Some similarities exist in the firing of FBI Director James Comey and the 1972 Watergate scandal that led to President Richard Nixon’s resignation, Bob Woodward said Wednesday on MSNBC’s “Morning Joe.”
"Indeed there are comparisons. This is a remarkable moment. It’s not something to take lightly,” Woodward said. “The circumstances, in fairness, are also quite different."
Woodward, a Washington Post associate editor, investigated and reported on Watergate in 1972 along with Carl Bernstein for the Post.
In1973, when Nixon ordered the firing of special prosecutor Archibald Cox, Attorney General Elliot Richardson and his deputy William Ruckelshaus resigned instead of complying with Nixon’s order.

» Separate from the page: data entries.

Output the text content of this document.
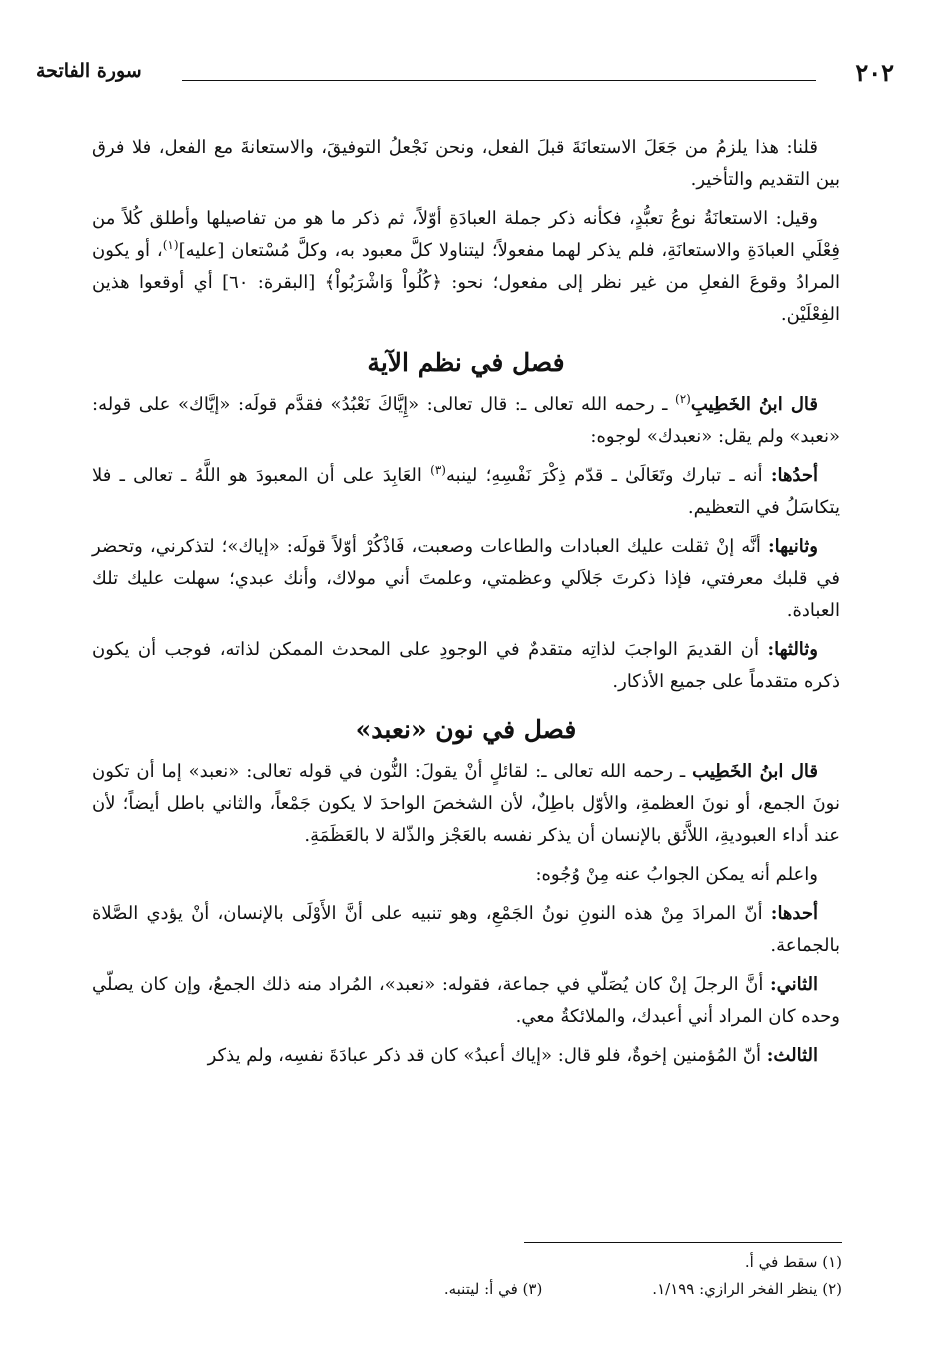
٢٠٢
سورة الفاتحة

قلنا: هذا يلزمُ من جَعَلَ الاستعانَةَ قبلَ الفعل، ونحن نَجْعلُ التوفيقَ، والاستعانةَ مع الفعل، فلا فرق بين التقديم والتأخير.

وقيل: الاستعانَةُ نوعُ تعبُّدٍ، فكأنه ذكر جملة العبادَةِ أوّلاً، ثم ذكر ما هو من تفاصيلها وأطلق كُلاً من فِعْلَي العبادَةِ والاستعانَةِ، فلم يذكر لهما مفعولاً؛ ليتناولا كلَّ معبود به، وكلَّ مُسْتعان [عليه]$^{(١)}$، أو يكون المرادُ وقوعَ الفعلِ من غير نظر إلى مفعول؛ نحو: ﴿كُلُواْ وَاشْرَبُواْ﴾ [البقرة: ٦٠] أي أوقعوا هذين الفِعْلَيْن.

فصل في نظم الآية

قال ابنُ الخَطِيبِ$^{(٢)}$ ـ رحمه الله تعالى ـ: قال تعالى: «إِيَّاكَ نَعْبُدُ» فقدَّم قولَه: «إيَّاك» على قوله: «نعبد» ولم يقل: «نعبدك» لوجوه:

أحدُها: أنه ـ تبارك وتَعَالَىٰ ـ قدّم ذِكْرَ نَفْسِهِ؛ لينبه$^{(٣)}$ العَابِدَ على أن المعبودَ هو اللَّهُ ـ تعالى ـ فلا يتكاسَلُ في التعظيم.

وثانيها: أنَّه إنْ ثقلت عليك العبادات والطاعات وصعبت، فَاذْكُرْ أوّلاً قولَه: «إياك»؛ لتذكرني، وتحضر في قلبك معرفتي، فإذا ذكرتَ جَلاَلي وعظمتي، وعلمتَ أني مولاك، وأنك عبدي؛ سهلت عليك تلك العبادة.

وثالثها: أن القديمَ الواجبَ لذاتِه متقدمٌ في الوجودِ على المحدث الممكن لذاته، فوجب أن يكون ذكره متقدماً على جميع الأذكار.

فصل في نون «نعبد»

قال ابنُ الخَطِيب ـ رحمه الله تعالى ـ: لقائلٍ أنْ يقولَ: النُّون في قوله تعالى: «نعبد» إما أن تكون نونَ الجمع، أو نونَ العظمةِ، والأوّل باطِلٌ، لأن الشخصَ الواحدَ لا يكون جَمْعاً، والثاني باطل أيضاً؛ لأن عند أداء العبوديةِ، اللاَّئق بالإنسان أن يذكر نفسه بالعَجْز والذّلة لا بالعَظَمَةِ.

واعلم أنه يمكن الجوابُ عنه مِنْ وُجُوه:

أحدها: أنّ المرادَ مِنْ هذه النونِ نونُ الجَمْعِ، وهو تنبيه على أنَّ الأَوْلَى بالإنسان، أنْ يؤدي الصَّلاة بالجماعة.

الثاني: أنَّ الرجلَ إنْ كان يُصَلّي في جماعة، فقوله: «نعبد»، المُراد منه ذلك الجمعُ، وإن كان يصلّي وحده كان المراد أني أعبدك، والملائكةُ معي.

الثالث: أنّ المُؤمنين إخوةٌ، فلو قال: «إياك أعبدُ» كان قد ذكر عبادَةَ نفسِه، ولم يذكر

(١) سقط في أ.
(٢) ينظر الفخر الرازي: ١/١٩٩.
(٣) في أ: ليتنبه.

"There was a lot of pressure on Nixon after he fired special prosecutor Archibald Cox, but then, because of that pressure, Nixon blinked in two ways," Woodward said. "He agreed to hire another special prosecutor and he turned over a bunch of the tapes—which were the issue here. Those tapes contained a lot of incriminating information … that accelerated the independent investigation by Leon Jaworski and by the Senate Watergate Committee.
"And eventually there were more tapes. The Supreme Court forced Nixon to turn those over and that ended the reign,” Woodward said, referring to Nixon’s resignation.
The journalist noted the primary difference between the Comey firing and the Watergate-era firing of the special prosecutor.
"By the time special prosecutor Cox was fired, there had been four days of public testimony by Nixon’s counsel John Dean, devastating testimony saying that Nixon was leading the cover-up."